There are many different types of accounts where you can invest from. The account itself isn’t the investment. The account is merely the basket that holds the investments.
The type of account is what determines what benefits you get from investing within that account.
There are two basic account breakdowns: 1. employer sponsored, which you only get access to if your employer provides it and 2. self-directed accounts, which means you open it on your own and your contribute without a middleman.
You can have access to many different investment accounts on each side of the divide. Let’s go through a few.
Employer Sponsored
- 401k – This one is the most well known employer sponsored account. The company usually provides some sort of match for you based on your contributions. Larger private companies tend to have these. There are two varieties: Traditional and Roth. The rule of 55 allows you to have penalty-free distributions if you leave work in the year you turn 55 or older.
- 403b – This is basically the non-profit organizations and public schools. These do have the option to have a match by the employer. Sadly, I’ve never seen a match be available for public schools, but hopefully that’s just been my experience. There are two varieties: Traditional and Roth. The rule of 55 allows you to have penalty-free distributions if you leave work in the year you turn 55 or older.
- 457b – This one is offered to state and local government employees as well as to employees of some non-profit organizations. There’s one major difference between this one and the previous two: once the employee separates from their employer, they can begin to draw on their account without penalties. Another amazing thing about this one is that the contribution limit is separate from 401k & 403b accounts. There are two varieties for this one as well: Traditional and Roth.
- 457f – This one is for “highly compensated employees and executives” that are not in government, but in tax-exempt organizations. This one has conditions that must be met to avoid losing your money.
- Savings Incentive Match Plan for Employees (SIMPLE IRA) – This one is one that small businesses can provide. The employer is required to make contributions for their employees. There is not a Roth option available.
- Simplified Employee Pension IRAs (SEP IRA) – This one is also used by small businesses, but can be opened by self-employed people as well. This type of account requires the employers to make contributions, but the employee does not contribute. There is not a Roth option available.
- Health Savings Accounts – These are generally checking accounts that you can withdraw funds from to pay for medical expenses. However, some accounts allow you to link an HSA Brokerage account so you can invest your HSA funds. These can be employer sponsored, or self-directed. There are no penalties or even taxes for withdrawing from this account to pay for medical expenses. There is a 20% penalty if you are withdrawing for non-medical expenses. After age 65, you can withdraw for any reason and not pay a penalty, only taxes on the distribution.
Self-Directed
- Individual Retirement Account (IRA) – It’s mainly for people who don’t have a workplace retirement account available to them. There are two varieties: Traditional and Roth.
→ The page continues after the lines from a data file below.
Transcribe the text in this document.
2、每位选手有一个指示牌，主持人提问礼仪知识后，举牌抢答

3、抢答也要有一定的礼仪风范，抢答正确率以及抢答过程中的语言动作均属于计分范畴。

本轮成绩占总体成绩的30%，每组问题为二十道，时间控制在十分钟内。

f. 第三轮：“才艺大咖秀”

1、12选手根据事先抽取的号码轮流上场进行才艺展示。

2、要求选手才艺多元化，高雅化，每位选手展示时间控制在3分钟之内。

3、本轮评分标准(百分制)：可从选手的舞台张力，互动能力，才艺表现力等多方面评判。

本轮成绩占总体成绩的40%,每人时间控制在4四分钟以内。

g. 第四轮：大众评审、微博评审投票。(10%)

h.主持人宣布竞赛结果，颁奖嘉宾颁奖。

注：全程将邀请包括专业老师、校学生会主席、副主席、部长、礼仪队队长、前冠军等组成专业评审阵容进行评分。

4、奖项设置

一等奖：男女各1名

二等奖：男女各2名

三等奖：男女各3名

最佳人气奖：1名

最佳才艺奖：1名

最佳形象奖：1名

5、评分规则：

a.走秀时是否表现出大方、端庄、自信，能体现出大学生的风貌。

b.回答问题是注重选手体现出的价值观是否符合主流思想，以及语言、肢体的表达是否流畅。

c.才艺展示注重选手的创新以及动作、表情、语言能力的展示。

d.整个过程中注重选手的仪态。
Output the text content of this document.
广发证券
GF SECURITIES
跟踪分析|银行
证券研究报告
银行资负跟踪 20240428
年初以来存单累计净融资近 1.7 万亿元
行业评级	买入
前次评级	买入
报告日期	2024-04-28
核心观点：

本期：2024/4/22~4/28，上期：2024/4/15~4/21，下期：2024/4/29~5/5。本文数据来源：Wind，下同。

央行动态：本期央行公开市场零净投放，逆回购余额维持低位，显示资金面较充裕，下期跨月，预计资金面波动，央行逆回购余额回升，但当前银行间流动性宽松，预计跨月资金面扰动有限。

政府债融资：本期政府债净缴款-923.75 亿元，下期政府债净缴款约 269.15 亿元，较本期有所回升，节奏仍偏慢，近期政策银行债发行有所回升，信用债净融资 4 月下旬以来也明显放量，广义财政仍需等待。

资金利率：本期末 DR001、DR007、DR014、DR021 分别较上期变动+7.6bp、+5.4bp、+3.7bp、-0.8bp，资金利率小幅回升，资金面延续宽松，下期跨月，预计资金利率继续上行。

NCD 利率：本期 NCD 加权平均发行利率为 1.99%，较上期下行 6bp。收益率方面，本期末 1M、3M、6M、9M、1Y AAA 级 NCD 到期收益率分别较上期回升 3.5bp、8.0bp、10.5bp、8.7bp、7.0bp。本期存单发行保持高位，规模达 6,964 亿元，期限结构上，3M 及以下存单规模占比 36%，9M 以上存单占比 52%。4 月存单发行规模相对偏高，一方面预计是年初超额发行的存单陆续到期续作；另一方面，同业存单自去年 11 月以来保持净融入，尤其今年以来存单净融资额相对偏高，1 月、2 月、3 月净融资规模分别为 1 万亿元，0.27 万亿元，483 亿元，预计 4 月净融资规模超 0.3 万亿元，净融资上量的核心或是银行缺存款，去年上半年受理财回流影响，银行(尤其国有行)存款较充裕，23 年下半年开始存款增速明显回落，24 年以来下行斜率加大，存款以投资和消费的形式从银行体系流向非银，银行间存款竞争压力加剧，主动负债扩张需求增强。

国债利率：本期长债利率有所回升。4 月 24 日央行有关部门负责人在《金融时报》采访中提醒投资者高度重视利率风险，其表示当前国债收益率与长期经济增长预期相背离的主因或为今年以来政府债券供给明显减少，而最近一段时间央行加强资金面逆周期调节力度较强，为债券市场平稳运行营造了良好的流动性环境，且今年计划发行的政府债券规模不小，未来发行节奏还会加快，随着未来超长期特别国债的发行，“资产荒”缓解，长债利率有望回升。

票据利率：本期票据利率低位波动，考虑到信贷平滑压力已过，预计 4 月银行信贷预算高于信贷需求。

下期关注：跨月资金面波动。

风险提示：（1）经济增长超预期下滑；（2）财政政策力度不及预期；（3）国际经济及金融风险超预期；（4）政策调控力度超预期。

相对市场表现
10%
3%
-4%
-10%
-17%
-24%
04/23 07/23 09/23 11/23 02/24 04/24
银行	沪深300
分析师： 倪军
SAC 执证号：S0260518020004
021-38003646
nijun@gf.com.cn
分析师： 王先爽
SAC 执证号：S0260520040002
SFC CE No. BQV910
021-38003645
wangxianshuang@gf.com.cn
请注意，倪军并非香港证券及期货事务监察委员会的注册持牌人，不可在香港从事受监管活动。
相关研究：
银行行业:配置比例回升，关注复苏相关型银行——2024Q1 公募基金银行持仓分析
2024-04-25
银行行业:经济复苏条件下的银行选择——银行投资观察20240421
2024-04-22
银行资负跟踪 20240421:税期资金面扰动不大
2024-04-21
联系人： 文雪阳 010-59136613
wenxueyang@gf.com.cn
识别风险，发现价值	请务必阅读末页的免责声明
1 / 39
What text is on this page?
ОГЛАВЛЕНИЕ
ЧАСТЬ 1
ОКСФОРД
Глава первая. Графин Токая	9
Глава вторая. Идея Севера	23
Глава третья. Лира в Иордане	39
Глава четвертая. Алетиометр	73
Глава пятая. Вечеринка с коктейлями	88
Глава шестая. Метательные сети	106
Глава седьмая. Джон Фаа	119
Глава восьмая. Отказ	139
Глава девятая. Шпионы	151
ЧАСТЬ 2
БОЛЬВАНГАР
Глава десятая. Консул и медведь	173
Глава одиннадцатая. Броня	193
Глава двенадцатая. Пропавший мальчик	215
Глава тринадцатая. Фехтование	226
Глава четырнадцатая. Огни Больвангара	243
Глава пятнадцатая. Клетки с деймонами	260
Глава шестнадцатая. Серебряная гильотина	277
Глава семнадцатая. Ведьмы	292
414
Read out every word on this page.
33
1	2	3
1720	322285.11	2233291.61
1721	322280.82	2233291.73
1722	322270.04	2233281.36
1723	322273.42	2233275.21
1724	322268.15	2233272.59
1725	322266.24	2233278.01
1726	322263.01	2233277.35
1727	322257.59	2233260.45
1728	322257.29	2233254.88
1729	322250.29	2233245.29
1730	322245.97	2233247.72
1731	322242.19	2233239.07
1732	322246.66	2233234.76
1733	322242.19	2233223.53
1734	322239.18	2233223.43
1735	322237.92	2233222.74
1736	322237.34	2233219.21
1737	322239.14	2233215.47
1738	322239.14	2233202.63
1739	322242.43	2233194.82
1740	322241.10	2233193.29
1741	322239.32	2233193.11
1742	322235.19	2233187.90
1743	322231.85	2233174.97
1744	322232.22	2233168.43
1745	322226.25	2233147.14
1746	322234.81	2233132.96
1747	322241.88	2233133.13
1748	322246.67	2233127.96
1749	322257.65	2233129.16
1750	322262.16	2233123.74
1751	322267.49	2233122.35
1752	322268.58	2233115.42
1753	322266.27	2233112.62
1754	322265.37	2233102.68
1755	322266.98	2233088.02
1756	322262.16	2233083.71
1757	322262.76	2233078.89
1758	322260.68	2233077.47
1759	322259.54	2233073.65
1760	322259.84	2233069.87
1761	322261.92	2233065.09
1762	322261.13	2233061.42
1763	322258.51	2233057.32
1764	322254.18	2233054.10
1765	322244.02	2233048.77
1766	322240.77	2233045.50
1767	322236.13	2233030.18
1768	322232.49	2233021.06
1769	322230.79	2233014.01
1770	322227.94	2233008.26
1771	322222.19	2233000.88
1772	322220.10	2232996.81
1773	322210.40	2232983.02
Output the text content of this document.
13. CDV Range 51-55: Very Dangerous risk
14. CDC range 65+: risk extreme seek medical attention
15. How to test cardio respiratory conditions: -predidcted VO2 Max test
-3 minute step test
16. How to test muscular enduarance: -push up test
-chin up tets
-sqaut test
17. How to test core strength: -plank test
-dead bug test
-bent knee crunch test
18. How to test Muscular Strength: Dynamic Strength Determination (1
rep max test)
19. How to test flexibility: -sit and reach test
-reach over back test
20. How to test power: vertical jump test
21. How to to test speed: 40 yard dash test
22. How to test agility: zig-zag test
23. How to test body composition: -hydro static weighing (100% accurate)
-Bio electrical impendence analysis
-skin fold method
- Brokerage – This one is not a retirement plan, so there are no tax advantages, but there are no limits to your contributions either.
- 529 – These accounts allow you to either prepay tuition for your child’s college or invest for their college expenses.
- Solo 401k – This one is for self-employed individuals who have no employees. You can make contributions as the employer and as the employee. There are two varieties: Traditional and Roth.
- Health Savings Accounts – These are generally checking accounts that you can withdraw funds from to pay for medical expenses. However, some accounts allow you to link an HSA Brokerage account so you can invest your HSA funds. These can be employer sponsored, or self-directed. There are no penalties or even taxes for withdrawing from this account to pay for medical expenses. There is a 20% penalty if you are withdrawing for non-medical expenses. After age 65, you can withdraw for any reason and not pay a penalty, only taxes on the distribution.
It’s important to note that I have only covered the basics and there are a lot more rules and nuances regarding each account. If there is an account that you have available to you, I suggest you fully research everything relating to that account prior to making your decision.
Comparison
Both employer sponsored and self-directed investment accounts allow you to invest for your future. They both also have limits and specific requirements. Plus many of them give you the option of using the Traditional version or the Roth version.
The biggest difference between employer sponsored accounts and self directed accounts is that employer sponsored accounts tend to have limited investment options, since the company decides what they will allow you to invest in. This means that the options within the account could be expensive to you in the long run. Also, when going with a self-directed account you get to select an account that won’t charge you any fees to begin with and find the investment options that have low fees there as well.
Invest Early and Consistently
Regardless of whether your employer offers retirement investment accounts you have the option of investing for your own future. No matter which option, or options, you choose make sure you take the time to set yourself up for success. Even just a small weekly contribution can lead you to have a lot more money than you otherwise would have if you’d only saved instead.